If women are blessed to have children, they can do both. I sometimes respond, “you should meet my colleagues with large families and see what they are accomplishing.”
From where do you derive your faith?
Knowing that G-d is running the world and He only gives us what we can handle helps me with my faith. I have full trust in Him and I like to focus on what we do have, not on what we lack. I love my life and wouldn’t change it for anything.
You may want to have children, but you don’t always get to have that choice. What is in your power to choose is how you are going to react to disappointment. Choosing how to respond makes or breaks a situation. And it takes work.

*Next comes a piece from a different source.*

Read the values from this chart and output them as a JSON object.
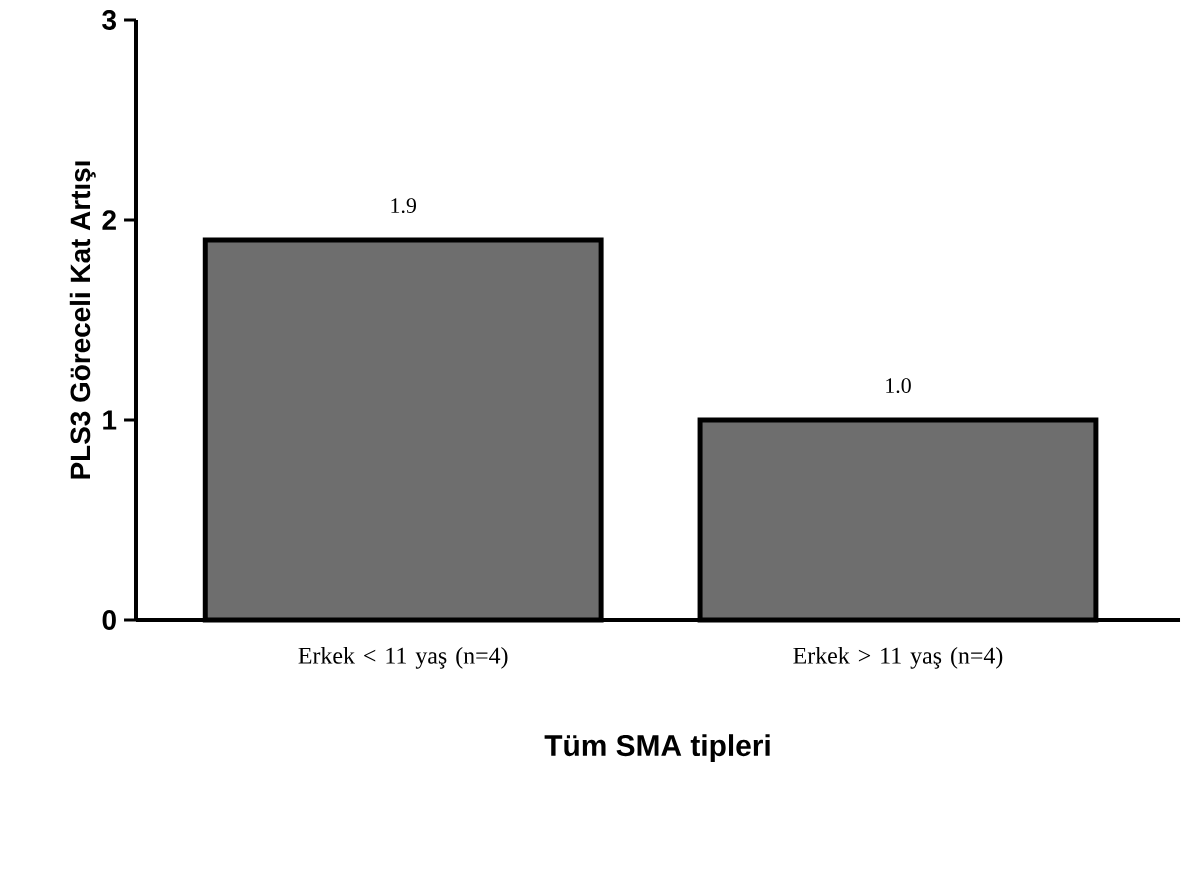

In 1977, a woman wrote a letter to the Lubavitcher Rebbe saying that she considers herself a feminist and would like to know if there is a place for women in Chasidism beyond being a wife and mother. The Rebbe responded that childless women are not marginalized in the religious community; that we achieve immortality when we touch the life of another. Mitzvot connect us to something that transcends ourselves. And this, by the way, is not exclusive to women who don’t have children. It is really about the impact we make on others in our lives. We all need to extend ourselves a little further, and remember that we were brought into this world to transform it and leave our own unique imprint.
Because of my situation and my openness about it, the women I’m around think beyond their own children, to touch others. Also, many women I’m close with have children who are grown up and this message of personal growth resonates with them. Don’t stay stagnant. Live life with purpose.
We admire large families, it’s true, but there is no stigma for someone who doesn’t have that. And it’s not like a woman with many children has completed all that is expected of her. The nurturing and selflessness of the innate mother should really extend beyond her own family.
Your experience has probably given you insight that allows you to help others struggling with difficult challenges.
Yes, but I am careful not to project my personal response on to others who are faced with a challenge. For myself, I realize there is so much beyond our control. We might question, we might not like it, but G-d is running the world. It’s like Tevya’s question in Fiddler on the Roof. “Does G-d have a vast, eternal plan for me?” I believe He does.
Don’t let this consume you, this potential loss. Pain can be a quicksand, it can pull you in. But it’s our choice how we respond. I try to live life to the fullest with a tremendous gratitude that I have the life I have. I think when you have experienced a loss or challenge you become more sensitive to living with a sense of purpose and deeper meaning in life.
I remember reading an interview with Rachel Frankel, the mother of Naftali, who was murdered by Arab terrorists in 2014. She said something like, “I have a spiritual world, but it doesn’t lessen any pain. G-d has a plan, but G-d doesn’t work for me.” I believe that wholeheartedly.